Want to know a secret about me?? Ready? Here it is. I’m not outgoing. In my own opinion, I’m actually painfully awkward ha. It’s definitely one of my biggest insecurities! How’s a girl supposed to have friends and succeed in a world that seems to be much more catered towards the outgoing?? I know that it’s possible, but I’ll be honest, I’m still figuring it out!
One of my favorite parts about college was that it had a way of forcing you to make friends with the people around you. Awkward or not, you made friends. I didn’t join a sorority, but I imagine that being part of the nursing program was very similar… just less parties and more group study sessions. College has a way of forcing you into groups of people that you end up naturally spending time with. It’s so easy to become friends with people that you’re around constantly and learn to rely on through the roller coaster of college life!
But here’s the thing, making friends after college is not the same AT ALL. In my experience, it’s been so much harder and, at times, extremely discouraging. Besides work, life just doesn’t seem to force you into groups of similar people anymore! So if you want real, true friends after college, you have to be willing to go get them! Just in case any of you amazing babes have had the same experience, here are some things I’ve found helpful when making friends after college.

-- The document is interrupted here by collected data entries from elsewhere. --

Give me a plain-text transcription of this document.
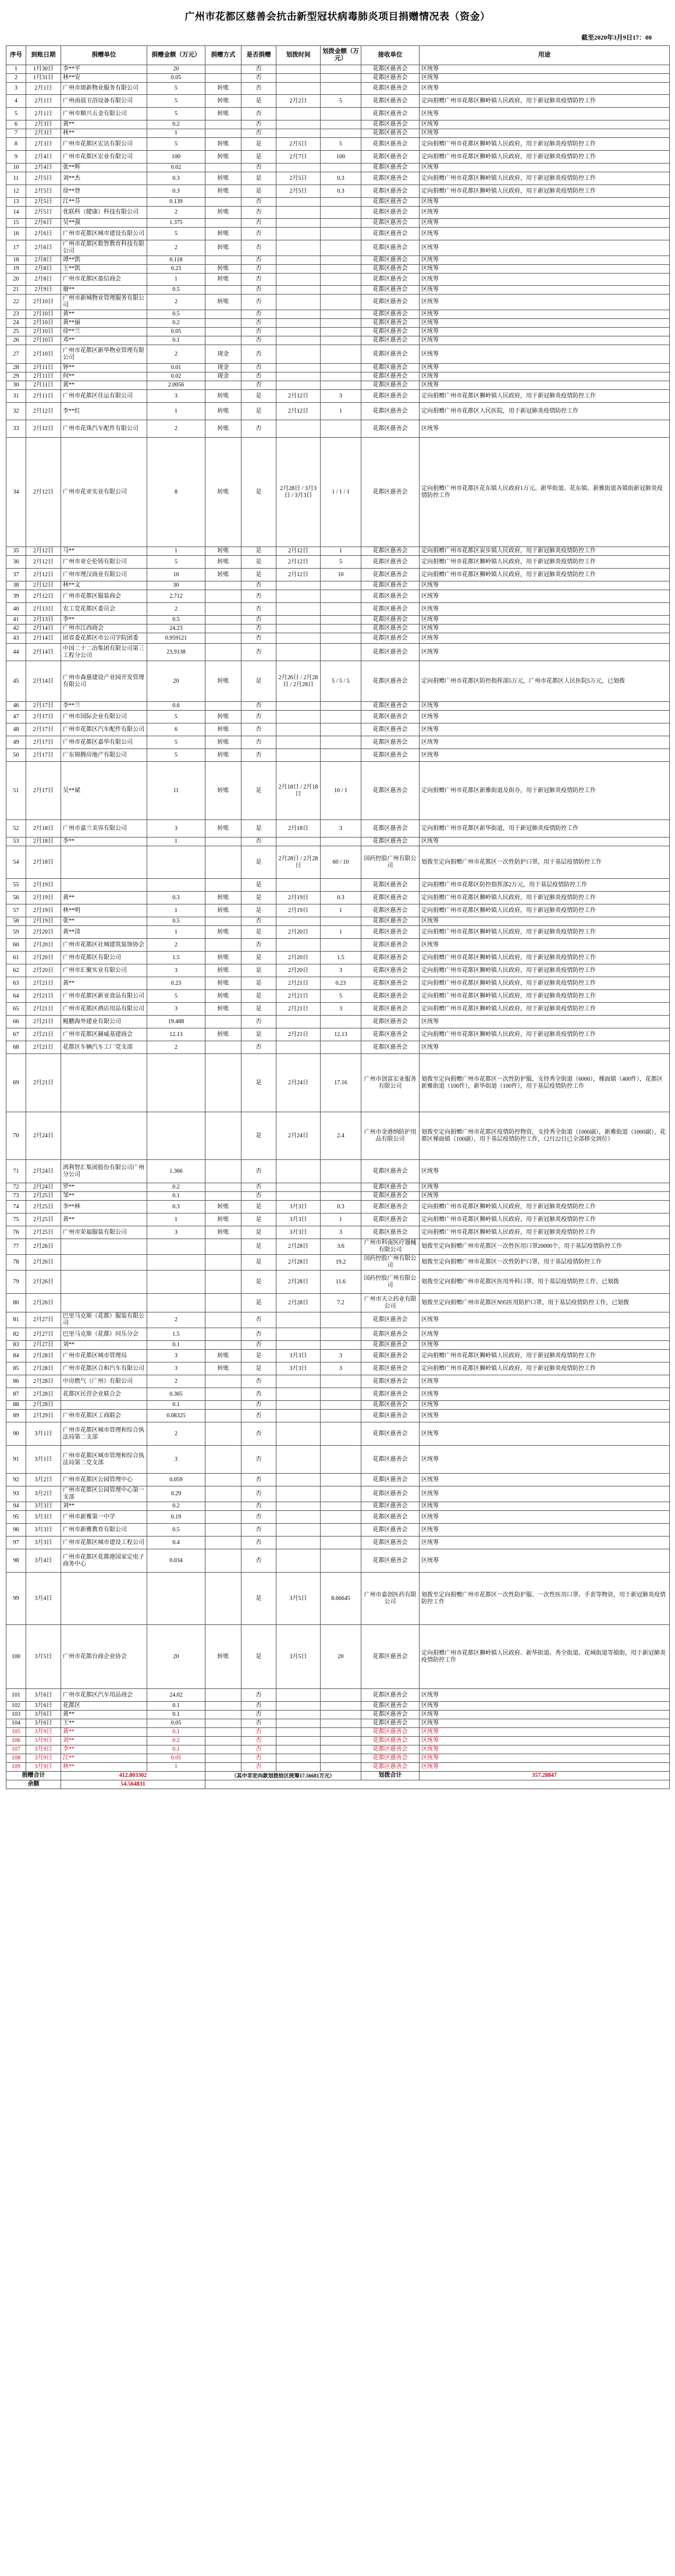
广州市花都区慈善会抗击新型冠状病毒肺炎项目捐赠情况表（资金）
截至2020年3月9日17：00
序号	到账日期	捐赠单位	捐赠金额（万元）	捐赠方式	是否捐赠	划拨时间	划拨金额（万元）	接收单位	用途
1	1月30日	李**平	20		否			花都区慈善会	区统筹
2	1月31日	林**安	0.05		否			花都区慈善会	区统筹
3	2月1日	广州市颂新物业服务有限公司	5	转账	否			花都区慈善会	区统筹
4	2月1日	广州南晨卫浴设备有限公司	5	转账	是	2月2日	5	花都区慈善会	定向捐赠广州市花都区狮岭镇人民政府，用于新冠肺炎疫情防控工作
5	2月1日	广州市顺兴五金有限公司	5	转账	否			花都区慈善会	区统筹
6	2月3日	黄**	0.2		否			花都区慈善会	区统筹
7	2月3日	林**	1		否			花都区慈善会	区统筹
8	2月3日	广州市花都区宏达有限公司	5	转账	是	2月5日	5	花都区慈善会	定向捐赠广州市花都区狮岭镇人民政府，用于新冠肺炎疫情防控工作
9	2月4日	广州市花都区宏业有限公司	100	转账	是	2月7日	100	花都区慈善会	定向捐赠广州市花都区狮岭镇人民政府，用于新冠肺炎疫情防控工作
10	2月4日	张**辉	0.02		否			花都区慈善会	区统筹
11	2月5日	刘**杰	0.3	转账	是	2月5日	0.3	花都区慈善会	定向捐赠广州市花都区狮岭镇人民政府，用于新冠肺炎疫情防控工作
12	2月5日	徐**登	0.3	转账	是	2月5日	0.3	花都区慈善会	定向捐赠广州市花都区狮岭镇人民政府，用于新冠肺炎疫情防控工作
13	2月5日	江**芬	0.139		否			花都区慈善会	区统筹
14	2月5日	优联科（健康）科技有限公司	2	转账	否			花都区慈善会	区统筹
15	2月6日	吴**强	1.375		否			花都区慈善会	区统筹
16	2月6日	广州市花都区城市建设有限公司	5	转账	否			花都区慈善会	区统筹
17	2月6日	广州市花都区数智教育科技有限公司	2	转账	否			花都区慈善会	区统筹
18	2月8日	谭**凯	0.118		否			花都区慈善会	区统筹
19	2月8日	王**凯	0.23	转账	否			花都区慈善会	区统筹
20	2月8日	广州市花都区盈信商会	1	转账	否			花都区慈善会	区统筹
21	2月9日	谢**	0.5		否			花都区慈善会	区统筹
22	2月10日	广州市新城物业管理服务有限公司	2	转账	否			花都区慈善会	区统筹
23	2月10日	黄**	0.5		否			花都区慈善会	区统筹
24	2月10日	黄**丽	0.2		否			花都区慈善会	区统筹
25	2月10日	徐**兰	0.05		否			花都区慈善会	区统筹
26	2月10日	邓**	0.1		否			花都区慈善会	区统筹
27	2月10日	广州市花都区新华物业管理有限公司	2	现金	否			花都区慈善会	区统筹
28	2月11日	钟**	0.01	现金	否			花都区慈善会	区统筹
29	2月11日	何**	0.02	现金	否			花都区慈善会	区统筹
30	2月11日	黄**	2.0056		否			花都区慈善会	区统筹
31	2月11日	广州市花都区佳运有限公司	3	转账	是	2月12日	3	花都区慈善会	定向捐赠广州市花都区狮岭镇人民政府，用于新冠肺炎疫情防控工作
32	2月12日	李**红	1	转账	是	2月12日	1	花都区慈善会	定向捐赠广州市花都区人民医院，用于新冠肺炎疫情防控工作
33	2月12日	广州市花珠汽车配件有限公司	2	转账	否			花都区慈善会	区统筹
34	2月12日	广州市花亚实业有限公司	8	转账	是	2月28日 / 3月3日 / 3月3日	1 / 1 / 1	花都区慈善会	定向捐赠广州市花都区花东镇人民政府1万元、新华街道、花东镇、新雅街道各镇街新冠肺炎疫情防控工作
35	2月12日	马**	1	转账	是	2月12日	1	花都区慈善会	定向捐赠广州市花都区炭步镇人民政府，用于新冠肺炎疫情防控工作
36	2月12日	广州市亚仑伦铸有限公司	5	转账	是	2月12日	5	花都区慈善会	定向捐赠广州市花都区狮岭镇人民政府，用于新冠肺炎疫情防控工作
37	2月12日	广州市理汉商业有限公司	10	转账	是	2月12日	10	花都区慈善会	定向捐赠广州市花都区狮岭镇人民政府，用于新冠肺炎疫情防控工作
38	2月12日	林**文	30		否			花都区慈善会	区统筹
39	2月12日	广州市花都区服装商会	2.712		否			花都区慈善会	区统筹
40	2月13日	农工党花都区委员会	2		否			花都区慈善会	区统筹
41	2月13日	李**	0.5		否			花都区慈善会	区统筹
42	2月14日	广州市江西商会	24.23		否			花都区慈善会	区统筹
43	2月14日	团省委花都区市公司学院团委	0.959121		否			花都区慈善会	区统筹
44	2月14日	中国二十二冶集团有限公司第三工程分公司	23.9138		否			花都区慈善会	区统筹
45	2月14日	广州市森慈建设产业园开发管理有限公司	20	转账	是	2月26日 / 2月28日 / 2月28日	5 / 5 / 5	花都区慈善会	定向捐赠广州市花都区防控指挥部5万元，广州市花都区人民医院5万元，已划拨
46	2月17日	李**兰	0.6		否			花都区慈善会	区统筹
47	2月17日	广州市国际企业有限公司	5	转账	否			花都区慈善会	区统筹
48	2月17日	广州市花都区汽车配件有限公司	6	转账	否			花都区慈善会	区统筹
49	2月17日	广州市花都区嘉华有限公司	5	转账	否			花都区慈善会	区统筹
50	2月17日	广东锦腾房地产有限公司	5	转账	否			花都区慈善会	区统筹
51	2月17日	吴**斌	11	转账	是	2月18日 / 2月18日	10 / 1	花都区慈善会	定向捐赠广州市花都区新雅街道及街办，用于新冠肺炎疫情防控工作
52	2月18日	广州市嘉兰美容有限公司	3	转账	是	2月18日	3	花都区慈善会	定向捐赠广州市花都区新华街道，用于新冠肺炎疫情防控工作
53	2月18日	李**	1		否			花都区慈善会	区统筹
54	2月18日				是	2月28日 / 2月28日	60 / 10	国药控股广州有限公司	划拨至定向捐赠广州市花都区一次性防护口罩，用于基层疫情防控工作
55	2月19日				是			花都区慈善会	定向捐赠广州市花都区防控指挥部2万元，用于基层疫情防控工作
56	2月19日	黄**	0.3	转账	是	2月19日	0.3	花都区慈善会	定向捐赠广州市花都区狮岭镇人民政府，用于新冠肺炎疫情防控工作
57	2月19日	林**明	1	转账	是	2月19日	1	花都区慈善会	定向捐赠广州市花都区狮岭镇人民政府，用于新冠肺炎疫情防控工作
58	2月19日	张**	0.5		否			花都区慈善会	区统筹
59	2月20日	黄**清	1	转账	是	2月20日	1	花都区慈善会	定向捐赠广州市花都区狮岭镇人民政府，用于新冠肺炎疫情防控工作
60	2月20日	广州市花都区社城建筑装饰协会	2		否			花都区慈善会	区统筹
61	2月20日	广州市花都区有限公司	1.5	转账	是	2月20日	1.5	花都区慈善会	定向捐赠广州市花都区狮岭镇人民政府，用于新冠肺炎疫情防控工作
62	2月20日	广州市汇聚实业有限公司	3	转账	是	2月20日	3	花都区慈善会	定向捐赠广州市花都区狮岭镇人民政府，用于新冠肺炎疫情防控工作
63	2月21日	黄**	0.23	转账	是	2月21日	0.23	花都区慈善会	定向捐赠广州市花都区狮岭镇人民政府，用于新冠肺炎疫情防控工作
64	2月21日	广州市花都区新亚食品有限公司	5	转账	是	2月21日	5	花都区慈善会	定向捐赠广州市花都区狮岭镇人民政府，用于新冠肺炎疫情防控工作
65	2月21日	广州市花都区酒店用品有限公司	3	转账	是	2月21日	3	花都区慈善会	定向捐赠广州市花都区狮岭镇人民政府，用于新冠肺炎疫情防控工作
66	2月21日	鲲鹏海外建业有限公司	19.488		否			花都区慈善会	区统筹
67	2月21日	广州市花都区赫威基建商会	12.13	转账	是	2月21日	12.13	花都区慈善会	定向捐赠广州市花都区狮岭镇人民政府，用于新冠肺炎疫情防控工作
68	2月21日	花都区车辆汽车工厂党支部	2		否			花都区慈善会	区统筹
69	2月21日				是	2月24日	17.16	广州市创富宏业服务有限公司	划拨至定向捐赠广州市花都区一次性防护服，支持秀全街道（6000），梯面镇（400件），花都区新雅街道（100件），新华街道（100件），用于基层疫情防控工作
70	2月24日				是	2月24日	2.4	广州市金港纳防护用品有限公司	划拨至定向捐赠广州市花都区疫情防控物资，支持秀全街道（1000副），新雅街道（1000副），花都区梯面镇（100副），用于基层疫情防控工作，（2月22日已全部移交到位）
71	2月24日	鸿利智汇集团股份有限公司广州分公司	1.366		否			花都区慈善会	区统筹
72	2月24日	罗**	0.2		否			花都区慈善会	区统筹
73	2月25日	邹**	0.1		否			花都区慈善会	区统筹
74	2月25日	李**林	0.3	转账	是	3月3日	0.3	花都区慈善会	定向捐赠广州市花都区狮岭镇人民政府，用于新冠肺炎疫情防控工作
75	2月25日	黄**	1	转账	是	3月3日	1	花都区慈善会	定向捐赠广州市花都区狮岭镇人民政府，用于新冠肺炎疫情防控工作
76	2月25日	广州市荣福服装有限公司	3	转账	是	3月3日	3	花都区慈善会	定向捐赠广州市花都区狮岭镇人民政府，用于新冠肺炎疫情防控工作
77	2月26日				是	2月28日	3.6	广州市科南医疗器械有限公司	划拨至定向捐赠广州市花都区一次性医用口罩20000个，用于基层疫情防控工作
78	2月26日				是	2月28日	19.2	国药控股广州有限公司	划拨至定向捐赠广州市花都区一次性防护口罩，用于基层疫情防控工作
79	2月26日				是	2月28日	11.6	国药控股广州有限公司	划拨至定向捐赠广州市花都区医用外科口罩，用于基层疫情防控工作，已划拨
80	2月26日				是	2月28日	7.2	广州市天立药业有限公司	划拨至定向捐赠广州市花都区N95医用防护口罩，用于基层疫情防控工作，已划拨
81	2月27日	巴里马克斯（花都）服装有限公司	2		否			花都区慈善会	区统筹
82	2月27日	巴里马克斯（花都）同乐分会	1.5		否			花都区慈善会	区统筹
83	2月27日	刘**	0.1		否			花都区慈善会	区统筹
84	2月28日	广州市花都区城市管理局	3	转账	是	3月3日	3	花都区慈善会	定向捐赠广州市花都区狮岭镇人民政府，用于新冠肺炎疫情防控工作
85	2月28日	广州市花都区合和汽车有限公司	3	转账	是	3月3日	3	花都区慈善会	定向捐赠广州市花都区狮岭镇人民政府，用于新冠肺炎疫情防控工作
86	2月28日	中房燃气（广州）有限公司	2		否			花都区慈善会	区统筹
87	2月28日	花都区民营企业联合会	0.365		否			花都区慈善会	区统筹
88	2月28日		0.1		否			花都区慈善会	区统筹
89	2月29日	广州市花都区工商联会	0.08325		否			花都区慈善会	区统筹
90	3月1日	广州市花都区城市管理和综合执法局第二支部	2		否			花都区慈善会	区统筹
91	3月1日	广州市花都区城市管理和综合执法局第二党支部	3		否			花都区慈善会	区统筹
92	3月2日	广州市花都区公园管理中心	0.059		否			花都区慈善会	区统筹
93	3月2日	广州市花都区公园管理中心第一支部	0.29		否			花都区慈善会	区统筹
94	3月3日	刘**	0.2		否			花都区慈善会	区统筹
95	3月3日	广州市新雅第一中学	0.19		否			花都区慈善会	区统筹
96	3月3日	广州市新雅教育有限公司	0.5		否			花都区慈善会	区统筹
97	3月3日	广州市花都区城市建设工程公司	0.4		否			花都区慈善会	区统筹
98	3月4日	广州市花都区花都港国家定电子商务中心	0.034		否			花都区慈善会	区统筹
99	3月4日				是	3月5日	8.66645	广州市嘉创医药有限公司	划拨至定向捐赠广州市花都区一次性防护服、一次性医用口罩、手套等物资，用于新冠肺炎疫情防控工作
100	3月5日	广州市花都台商企业协会	20	转账	是	3月5日	20	花都区慈善会	定向捐赠广州市花都区狮岭镇人民政府、新华街道、秀全街道、花城街道等镇街，用于新冠肺炎疫情防控工作
101	3月6日	广州市花都区汽车用品商会	24.02		否			花都区慈善会	区统筹
102	3月6日	花都区	0.1		否			花都区慈善会	区统筹
103	3月6日	黄**	0.1		否			花都区慈善会	区统筹
104	3月6日	王**	0.05		否			花都区慈善会	区统筹
105	3月9日	黄**	0.1		否			花都区慈善会	区统筹
106	3月9日	刘**	0.2		否			花都区慈善会	区统筹
107	3月9日	李**	0.1		否			花都区慈善会	区统筹
108	3月9日	江**	0.05		否			花都区慈善会	区统筹
109	3月9日	林**	1		否			花都区慈善会	区统筹
捐赠合计		412.803302		（其中非定向款划拨给区统筹17.56681万元）				划拨合计	357.28847
余额		54.564831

Get Involved. That’s right. Get involved in community. For me, this looked like finding a church and getting involved in a small group/community group/ fellowship group that met during the week. It’s definitely still taken me time to form good friendships within the group, but it’s been a great place to start. Instead of trying to find friends in a group of 300 people without anything to really draw us together other than the ability to walk up to someone and say hi (which I’m terrible at doing), being in a community group makes it basically impossible to avoid getting to know people. So get plugged in somewhere!
Be Real. Here’s the thing. Being open and honest with people, especially new friends, is freaking tough. No one wants to be the first to admit that life sucks and none of us have it all together… For some reason, we’d all prefer to pretend that our lives are pretty and perfect, tied with a neat little bow. HA. What a lie we all live if that’s the only version of us we let others see. Let me be the one to remind you. NO ONE has it all together. NO ONE is perfect. NO ONE is completely confident in themselves. NO ONE is without their own struggles. So be real with people. Show them the real you. The good, the bad, and the ugly.
Be Adventerous. I don’t know about you, but my comfort zone is super comfortable and really really small haha. The list of things I’d go and do/try on my own is basically non existent. What can I say? I’m just not the adventurous type on my own. However, some of my new friends are basically the complete opposite. Like spending several days at a time hiking trails in the mountains and sleeping in a tent adventerous. Needless to say, that wouldn’t be found anywhere in my little comfort zone ha. But what I’ve learned is that one of the best things about having friends is that they make you try new things! It’s not always super comfortable to push yourself to do something new, but I’ve noticed that I’ve never regretted at least trying something! I’m even considering the sleeping in a tent thing haha.
Be You. Remember when you were really little and you could walk up to anyone and ask them to be friends and it worked?? According to my parents, I did that all the time growing up. And then insecurity showed up. Ugh. You know what I’m talking about. That little voice in the back of your head that tells you no one really wants to be your friend. You’re weird and really not that pretty, right? But that’s just plain wrong! We all have that voice and we ALL are afraid to be unashamedly ourselves. But why?? We’re awesome! God made us all exactly the way we are and we’re supposed to embrace it. I’m not saying that every single person you ever meet will want to be your friend if you just be yourself, but I AM saying that the right people will! The people who are meant to be your friends and will love you for every single fun and quirky thing about you. Be you, babe, because no one else can.